ADG bestows awards to features in three categories.
“The King’s Speech” and production designer Eve Stewart won in the period film category, besting “True Grit,” “Shutter Island,” “Robin Hood” and “Get Low.”
The fantasy film field was led by “Inception” and production designer Guy Hendrix Dyas. Pic pulled ahead of “Alice in Wonderland,” “Harry Potter and the Deathly Hallows: Part 1, “Tron: Legacy” and “The Chronicles of Narnia: The Voyage of the Dawn Treader.”
“Black Swan” and production designer Therese DePrez copped the trophy in the contemporary film category, beating “The Social Network,” “The Fighter,” “The Town” and “127 Hours.”

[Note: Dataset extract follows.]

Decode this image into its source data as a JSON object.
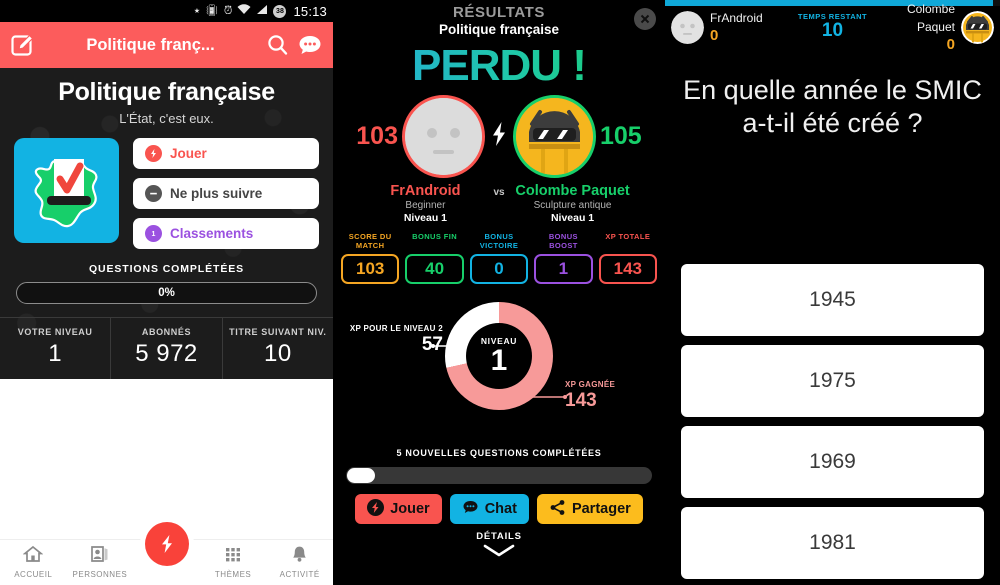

Host Paula Poundstone kept the proceedings lively with the same caustic, audience-baiting humor she brought to the event last year.
In television, kudos went to Lifetime movie “Secrets in the Walls,” ABC’s “Modern Family,” NBC’s “Saturday Night Live” (which won for the first time after 36 years of broadcasts) and the “82nd annual Academy Awards” telecast.
The Dos Equis spot “Ice Fishing” won in the commercial/music video category.
David Lynch introduced ADG lifetime achievement honoree Patricia Norris, who was his production designer on such projects as “Blue Velvet” and “Twin Peaks.”
“You’re always directing,” Norris told Lynch after he tried to adjust the trophy in front of her as she was about to start her speech.
Vfx artists Bill Taylor and Syd Dutton received ADG’s Cinematic Imagery Award. The duo co-founded Illusion Arts, which recently ended a 26-year run that encompassed nearly 200 films
Three pioneering production designers — Alexander Golitizen, Albert Heschong and Eugene Lourie — were inducted posthumously into ADG’s Hall of Fame. Their combined opus includes such classic works as “To Kill a Mockingbird,” “Playhouse 90” and “The Beast from 20,000 Fathoms.”